In this video, I show the effects of tuning the PD algorithm that this ball balancing robot uses. Part 1: • Ball Balancing Robot pt.1 Instructable: www.instructables.com/Ball-Ba...
A logical development would be to now have balls of variable mass (or other physical properties?) It would be nice to see plots of the error with time. I think you could make the algorithm tune itself. Fuzzy control might also be possible. Great work!
Excellent explanations and very well done! Best I've seen on PID systems! Great for my students. Keep up the excellent work; you've earned my subscription!
I agree. I might have learned more; understood more, if they had this back when I needed it some 50 years ago. Also, I can't believe how few subscribers you have. Well now I'm *SUBSCRIBED!*
Wouldnt the integral value would help him being constantly learning from his incorrect movements and tuning himself all the time ?? Im not an engineer but i did a electromechanic formation some 12 years ago i did not worked with pid very much since school and even then it was simplified
A long time ago (in the BasicX days) I tried to develop a self-balancing robot. It had a single DOF: simply, just a T-square ruler placed upside-down on the floor with a single servo on top operating a single "arm". Sort of like a human keeping her balance standing with her legs apart and being only able to swing one arm.

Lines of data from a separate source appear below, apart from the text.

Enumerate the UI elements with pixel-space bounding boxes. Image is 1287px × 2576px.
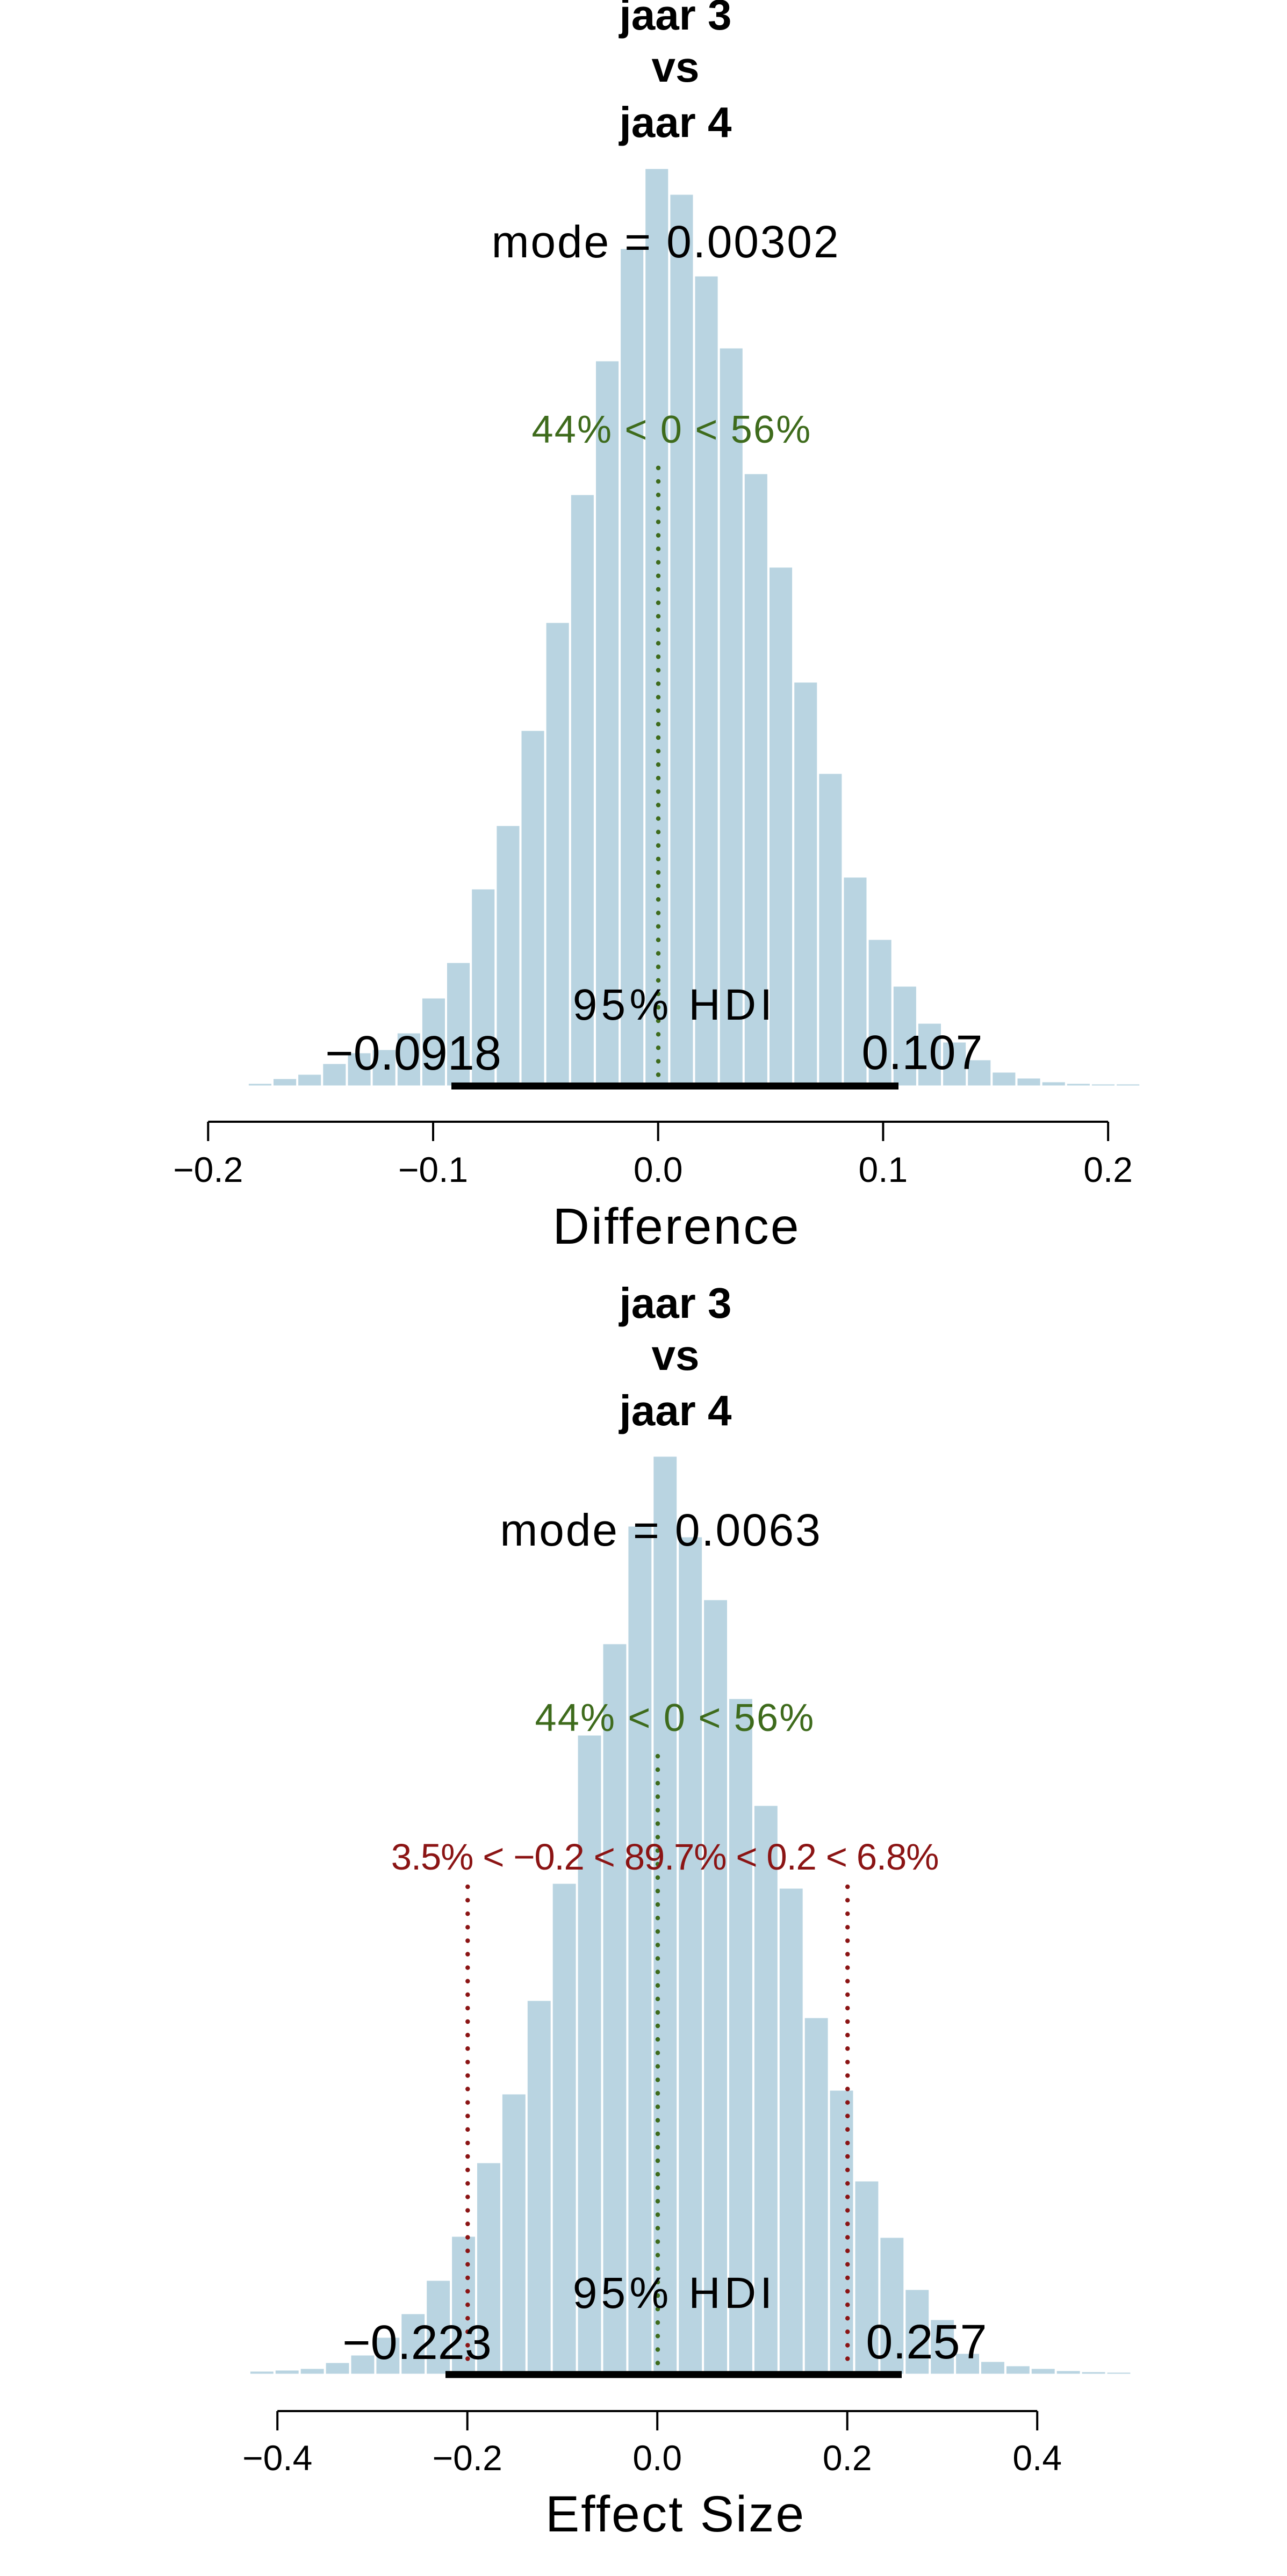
svg-text:−0.0918: −0.0918 xyxy=(325,1027,501,1080)
svg-text:0.257: 0.257 xyxy=(866,2315,987,2369)
svg-text:0.0: 0.0 xyxy=(632,2438,682,2478)
svg-text:−0.1: −0.1 xyxy=(398,1150,468,1189)
svg-text:mode = 0.0063: mode = 0.0063 xyxy=(500,1505,822,1555)
svg-text:3.5% < −0.2 < 89.7% < 0.2 < 6.: 3.5% < −0.2 < 89.7% < 0.2 < 6.8% xyxy=(391,1836,938,1878)
svg-text:vs: vs xyxy=(652,1331,700,1379)
svg-text:−0.2: −0.2 xyxy=(173,1150,243,1189)
svg-text:0.2: 0.2 xyxy=(823,2438,872,2478)
svg-text:jaar 3: jaar 3 xyxy=(618,1279,731,1327)
svg-text:95% HDI: 95% HDI xyxy=(573,2269,776,2318)
svg-text:95% HDI: 95% HDI xyxy=(573,980,776,1029)
svg-text:0.2: 0.2 xyxy=(1083,1150,1133,1189)
svg-text:44% < 0 < 56%: 44% < 0 < 56% xyxy=(532,408,812,451)
svg-text:Difference: Difference xyxy=(552,1198,800,1255)
svg-text:vs: vs xyxy=(652,43,700,91)
svg-text:mode = 0.00302: mode = 0.00302 xyxy=(492,217,840,267)
svg-text:0.4: 0.4 xyxy=(1012,2438,1062,2478)
svg-text:0.0: 0.0 xyxy=(634,1150,683,1189)
svg-text:−0.223: −0.223 xyxy=(342,2316,492,2370)
svg-text:jaar 4: jaar 4 xyxy=(618,1387,732,1434)
svg-text:jaar 4: jaar 4 xyxy=(618,98,732,146)
svg-text:0.1: 0.1 xyxy=(859,1150,908,1189)
svg-text:−0.4: −0.4 xyxy=(242,2438,312,2478)
svg-text:0.107: 0.107 xyxy=(861,1026,982,1080)
svg-text:Effect Size: Effect Size xyxy=(545,2486,806,2543)
svg-text:jaar 3: jaar 3 xyxy=(618,0,731,39)
svg-text:−0.2: −0.2 xyxy=(433,2438,502,2478)
svg-text:44% < 0 < 56%: 44% < 0 < 56% xyxy=(535,1697,815,1740)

The robot had a single sensor - reporting the level angle. You may think of it as an upside-down Segway problem. I failed because the equations of angular momentum and acceleration got too hairy and BasicX was too slow. This problem is much simpler than the one that you have solved. Can you think (in your spare time) of a simple solution?

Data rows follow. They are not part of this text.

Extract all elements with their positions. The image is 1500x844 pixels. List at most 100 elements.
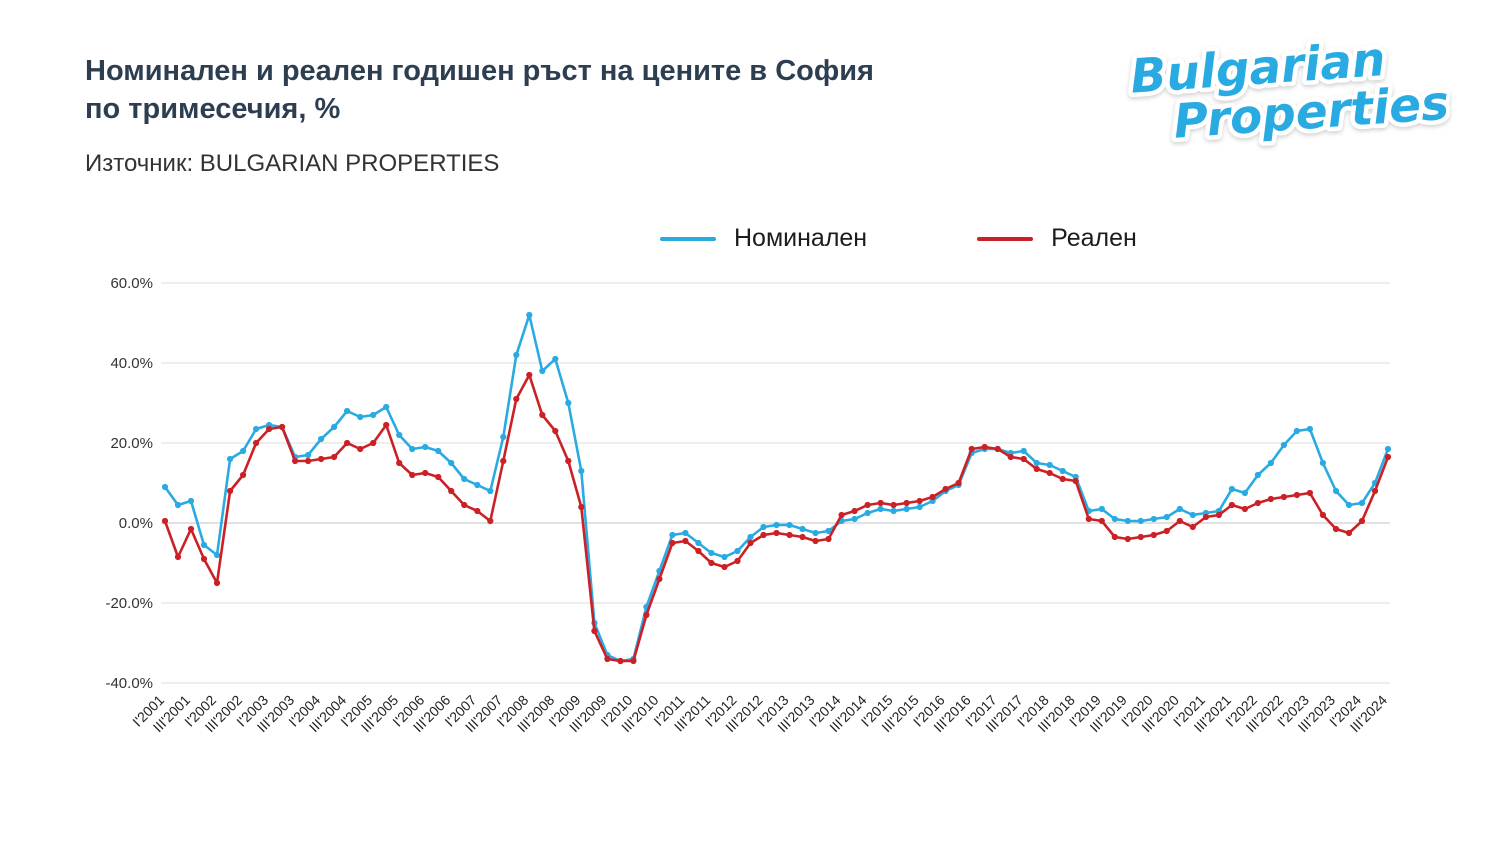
data-point <box>422 469 429 477</box>
data-point <box>318 455 325 463</box>
data-point <box>669 539 676 547</box>
legend-label-nominal: Номинален <box>734 224 868 252</box>
data-point <box>1189 511 1196 519</box>
legend-swatch-real <box>977 236 1034 241</box>
data-point <box>1384 445 1392 453</box>
data-point <box>734 547 741 555</box>
data-point <box>396 431 403 439</box>
data-point <box>916 503 923 511</box>
data-point <box>1020 447 1027 455</box>
y-axis-tick-label: 60.0% <box>110 275 153 292</box>
data-point <box>916 497 923 505</box>
data-point <box>1059 475 1066 483</box>
data-point <box>1202 513 1209 521</box>
data-point <box>1098 517 1105 525</box>
data-point <box>1241 489 1248 497</box>
data-point <box>227 487 234 495</box>
data-point <box>305 451 312 459</box>
data-point <box>1046 461 1053 469</box>
data-point <box>383 403 390 411</box>
data-point <box>409 471 416 479</box>
data-point <box>643 611 650 619</box>
bulgarian-properties-logo: Bulgarian Properties <box>1124 30 1450 154</box>
data-point <box>1319 511 1326 519</box>
data-point <box>1358 517 1366 525</box>
data-point <box>825 535 832 543</box>
data-point <box>396 459 403 467</box>
data-point <box>461 501 468 509</box>
data-point <box>513 351 520 359</box>
data-point <box>161 483 169 491</box>
data-point <box>786 531 793 539</box>
data-point <box>1111 515 1118 523</box>
series-real <box>161 371 1392 665</box>
data-point <box>174 553 182 561</box>
data-point <box>747 533 754 541</box>
data-point <box>1033 459 1040 467</box>
data-point <box>187 525 195 533</box>
data-point <box>526 311 533 319</box>
data-point <box>1033 465 1040 473</box>
data-point <box>1176 505 1183 513</box>
data-point <box>1163 513 1170 521</box>
data-point <box>331 423 338 431</box>
data-point <box>682 537 689 545</box>
data-point <box>526 371 533 379</box>
line-chart: 60.0%40.0%20.0%0.0%-20.0%-40.0%I'2001III… <box>105 275 1392 735</box>
data-point <box>864 501 871 509</box>
y-axis-tick-label: 40.0% <box>110 355 153 372</box>
y-axis-tick-label: -40.0% <box>105 675 153 692</box>
data-point <box>981 443 988 451</box>
data-point <box>604 655 611 663</box>
data-point <box>552 427 559 435</box>
data-point <box>357 445 364 453</box>
data-point <box>1293 427 1300 435</box>
data-point <box>669 531 676 539</box>
data-point <box>1215 511 1222 519</box>
data-point <box>357 413 364 421</box>
data-point <box>461 475 468 483</box>
data-point <box>487 487 494 495</box>
data-point <box>747 539 754 547</box>
legend-item-nominal: Номинален <box>660 224 867 253</box>
data-point <box>786 521 793 529</box>
data-point <box>994 445 1001 453</box>
data-point <box>552 355 559 363</box>
data-point <box>630 657 637 665</box>
data-point <box>1306 425 1313 433</box>
data-point <box>1332 525 1340 533</box>
data-point <box>838 511 845 519</box>
data-point <box>760 523 767 531</box>
data-point <box>1241 505 1248 513</box>
data-point <box>1267 495 1274 503</box>
data-point <box>1137 533 1144 541</box>
data-point <box>695 547 702 555</box>
data-point <box>825 527 832 535</box>
data-point <box>500 433 507 441</box>
data-point <box>1085 515 1092 523</box>
y-axis-tick-label: -20.0% <box>105 595 153 612</box>
data-point <box>253 439 260 447</box>
data-point <box>474 507 481 515</box>
data-point <box>1280 441 1287 449</box>
data-point <box>513 395 520 403</box>
data-point <box>344 407 351 415</box>
y-axis-tick-label: 20.0% <box>110 435 153 452</box>
data-point <box>305 457 312 465</box>
data-point <box>1137 517 1144 525</box>
data-point <box>1345 501 1353 509</box>
data-point <box>1176 517 1183 525</box>
data-point <box>903 499 910 507</box>
data-point <box>1163 527 1170 535</box>
data-point <box>682 529 689 537</box>
data-point <box>370 439 377 447</box>
data-point <box>448 487 455 495</box>
legend-swatch-nominal <box>660 236 716 241</box>
data-point <box>1007 453 1014 461</box>
data-point <box>721 553 728 561</box>
data-point <box>1293 491 1300 499</box>
data-point <box>539 411 546 419</box>
data-point <box>708 559 715 567</box>
data-point <box>864 509 871 517</box>
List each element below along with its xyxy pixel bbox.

Thank you for doing this! I've always wanted to understand PID control and inverse kinematics. This second video explains PID control and your approach with the software very well. Is there any chance a third video is coming to explain the inverse kinematics?

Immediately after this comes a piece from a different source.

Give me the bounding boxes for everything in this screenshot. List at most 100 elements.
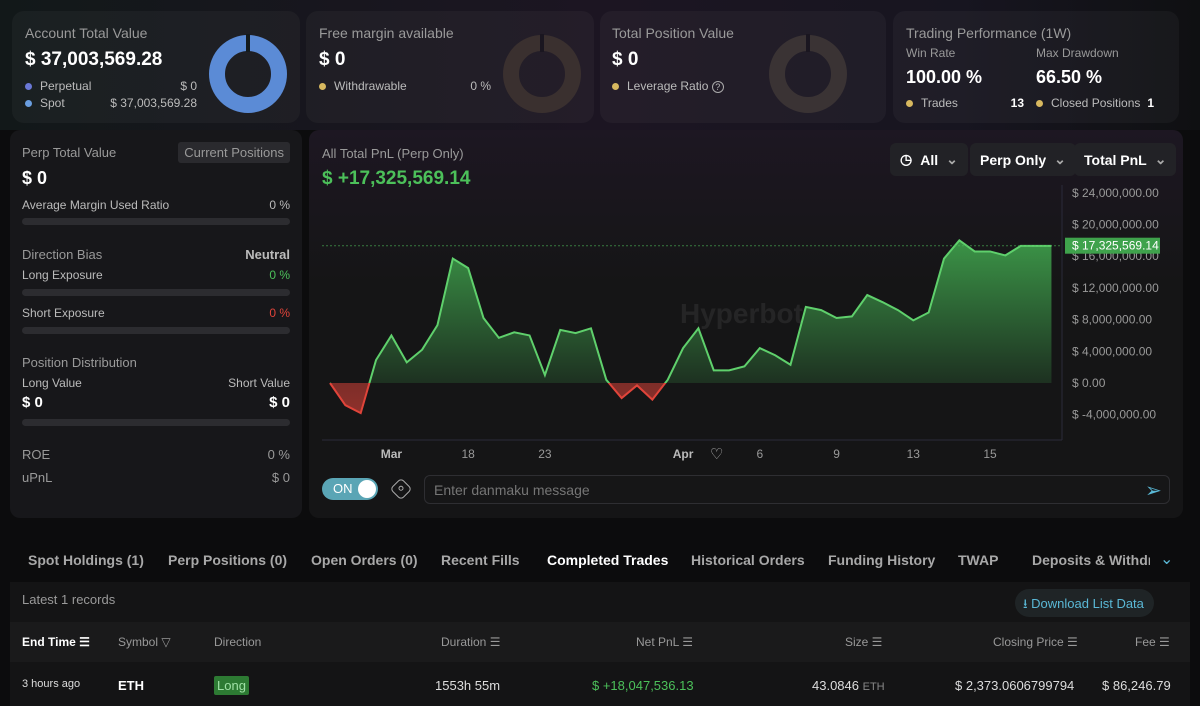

Unfortunately no. The brief overview is that I used vector calculus to derive the equations and it took a really long time lol! The equations essentially allow you to input a vector and have the platform point in the direction of that vector. Knowing the distances between the servos and how long each linkage is, you can break the entire system into a bunch of 3D lines and can then solve for the positons which each servo must face in order to get the platform to point in the direction of the aformetntioned vector.